Tesla and Toyota join forces to promote the development of autonomous cars

Christina d'souza
Christina d'souza
3 Min Read
Tesla And Toyota
Tesla and Toyota

Toyota announced an alliance with Tesla to accelerate the development of autonomous cars. The Japanese company revealed that it will use cheap cameras to reduce costs and enhance its autonomous driving system.

Woven Planet, the Toyota division responsible for vehicle automation technologies, will join Tesla. The idea is to implement these cameras in a fleet of passenger vehicles to capture data.

The company seeks to solve one of the main obstacles in autonomous cars. The systems require a lot of information and it is not feasible to mount LiDAR sensors on millions of vehicles. To do this, Woven Planet and Tesla will implement cameras that are 90% cheaper than the ones they currently use in their cars.

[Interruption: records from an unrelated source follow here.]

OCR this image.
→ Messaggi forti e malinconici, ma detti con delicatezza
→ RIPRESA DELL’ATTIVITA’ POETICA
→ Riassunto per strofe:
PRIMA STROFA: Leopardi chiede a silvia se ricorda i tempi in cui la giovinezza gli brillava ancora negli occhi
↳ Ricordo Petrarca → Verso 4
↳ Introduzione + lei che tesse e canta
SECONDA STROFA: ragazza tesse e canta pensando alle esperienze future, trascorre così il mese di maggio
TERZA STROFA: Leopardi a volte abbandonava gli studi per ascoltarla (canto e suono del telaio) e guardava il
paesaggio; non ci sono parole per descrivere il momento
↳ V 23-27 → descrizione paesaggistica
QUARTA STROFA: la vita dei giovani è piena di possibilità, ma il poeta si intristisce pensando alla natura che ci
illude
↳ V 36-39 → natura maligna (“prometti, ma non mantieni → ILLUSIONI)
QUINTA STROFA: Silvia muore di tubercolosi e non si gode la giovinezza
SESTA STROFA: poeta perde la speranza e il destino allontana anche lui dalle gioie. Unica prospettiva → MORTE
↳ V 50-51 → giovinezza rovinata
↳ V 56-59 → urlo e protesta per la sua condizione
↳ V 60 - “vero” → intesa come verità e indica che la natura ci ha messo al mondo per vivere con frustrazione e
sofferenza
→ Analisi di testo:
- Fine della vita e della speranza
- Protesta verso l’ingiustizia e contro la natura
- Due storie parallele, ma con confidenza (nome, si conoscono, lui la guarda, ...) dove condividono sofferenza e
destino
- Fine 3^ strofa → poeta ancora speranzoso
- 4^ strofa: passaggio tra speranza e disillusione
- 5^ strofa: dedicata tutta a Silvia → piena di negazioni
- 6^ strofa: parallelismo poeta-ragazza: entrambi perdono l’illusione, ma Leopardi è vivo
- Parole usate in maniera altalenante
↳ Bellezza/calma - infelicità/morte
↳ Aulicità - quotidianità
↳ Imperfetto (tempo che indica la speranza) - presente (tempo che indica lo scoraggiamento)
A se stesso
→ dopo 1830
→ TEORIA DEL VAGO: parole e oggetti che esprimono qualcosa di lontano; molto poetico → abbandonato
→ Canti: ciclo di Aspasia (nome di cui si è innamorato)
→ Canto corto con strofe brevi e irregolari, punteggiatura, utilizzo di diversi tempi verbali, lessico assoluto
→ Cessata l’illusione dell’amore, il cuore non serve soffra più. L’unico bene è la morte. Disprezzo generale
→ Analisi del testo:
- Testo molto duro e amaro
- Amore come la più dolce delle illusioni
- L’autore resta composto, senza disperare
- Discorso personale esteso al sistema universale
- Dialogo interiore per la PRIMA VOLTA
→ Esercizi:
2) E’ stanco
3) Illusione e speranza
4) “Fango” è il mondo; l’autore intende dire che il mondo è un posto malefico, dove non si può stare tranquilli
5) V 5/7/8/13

“We’re trying to show that we can unlock the advantage that Toyota and a large automaker would have, which is access to a huge database, but with much lower fidelity,” said Michael Benisch, vice president of engineering at Woven Planet.

According to Benisch, using cheap cameras would offer similar results when training your system as using expensive sensors.

Cheap cameras from Toyota and Tesla would be a long-term solution

Despite the fact that Toyota announced that it will continue to use radars and LiDAR sensors in other projects, the commitment to cameras is an important strategy. Benisch says a lot of data is needed, so mounting them on a fleet of passenger cars is a viable way out.

Tesla also relies on camera technology for its autopilot system. The company announced the transition to Tesla Vision in mid-2021, saying goodbye to radars on Model 3 and Model Y for North America.

According to Tesla, vehicles with Tesla Vision retain the same crash safety ratings as those equipped with radar. The Model S and Model Y also migrated to the camera-based system and neural network processing in February 2022.

Although cheap cameras will help data collection to train autonomous systems, we will have to wait many years for them to catch up with the most advanced sensors.

Currently manufacturers — such as Waymo (Alphabet) — use a combination of cameras, radar, and LiDAR in their autonomous cars. Some experts say that a system requires all three sensors to confirm that it is safe in any weather condition.

Although radar is effective at measuring distances and works in any weather, it does not have enough resolution to determine objects accurately. That is solved with LiDAR, which has a higher resolution but does not work in bad weather conditions.

The race for the development of autonomous cars is long and there are still many obstacles to overcome, including the legal framework.